Just as the police will try to reconstruct every detail of a crime, medical detectives seek to explain how bacteria cause illness, step by step. One unsolved case has been that of Listeria monocytogenes, which causes severe and sometimes deadly food poisoning. But in today's issue of Science, Pascale Cossart and her colleages at the Pasteur Institute in France reveal a secret to Listeria's unhealthy acts of breaking and entry. In particular, they have discovered precisely how the organism passes from the digestive track into intestinal cells, thereby gaining access to the bloodstream and ultimately the central nervous system.

Earlier work implicated a molecule called internalin, found on the surface of Listeria cells. In humans, this molecule binds to E-cadherin receptors on cells derived from the intestine. The researchers assumed that internalin, like a key, provided access to the intestinal cells, but the mechanism was hard to study because in mice E-cadherin does not interact with internalin. So the scientists genetically engineered mice that produce human E-cadherin and also ran tests on guinea pigs, which produce a version that binds to internalin.

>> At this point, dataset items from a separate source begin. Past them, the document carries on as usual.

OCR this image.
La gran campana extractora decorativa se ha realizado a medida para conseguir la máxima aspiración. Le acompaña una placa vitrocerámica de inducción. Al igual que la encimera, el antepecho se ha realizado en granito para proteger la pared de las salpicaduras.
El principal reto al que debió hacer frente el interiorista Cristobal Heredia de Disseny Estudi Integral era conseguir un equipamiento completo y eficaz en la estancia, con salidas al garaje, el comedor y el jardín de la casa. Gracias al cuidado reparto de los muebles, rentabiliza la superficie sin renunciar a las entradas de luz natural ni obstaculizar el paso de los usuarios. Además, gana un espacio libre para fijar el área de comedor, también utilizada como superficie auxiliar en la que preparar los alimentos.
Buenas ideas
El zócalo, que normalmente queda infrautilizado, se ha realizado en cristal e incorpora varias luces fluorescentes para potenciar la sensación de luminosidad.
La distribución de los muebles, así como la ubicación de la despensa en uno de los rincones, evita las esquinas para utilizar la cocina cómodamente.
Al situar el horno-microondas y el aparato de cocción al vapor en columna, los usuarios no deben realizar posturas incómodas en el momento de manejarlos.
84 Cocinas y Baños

The team exposed both types of animals to wild-type Listeria and to a mutant form lacking internalin. They discovered that whereas the wild-type bacteria proved fatal in most cases, the mutant type failed to enter intestinal cellsproving that internalin is essential for infection. "This is a very tricky bacterium," Cossart says. "For the moment, most people are reasonably safe because the bacterium is sensitive to antibiotics. If it becomes resistant, as we have seen with other bacteria, then it will be critical to know precisely how the infection proceeds in order to design new therapeutic strategies."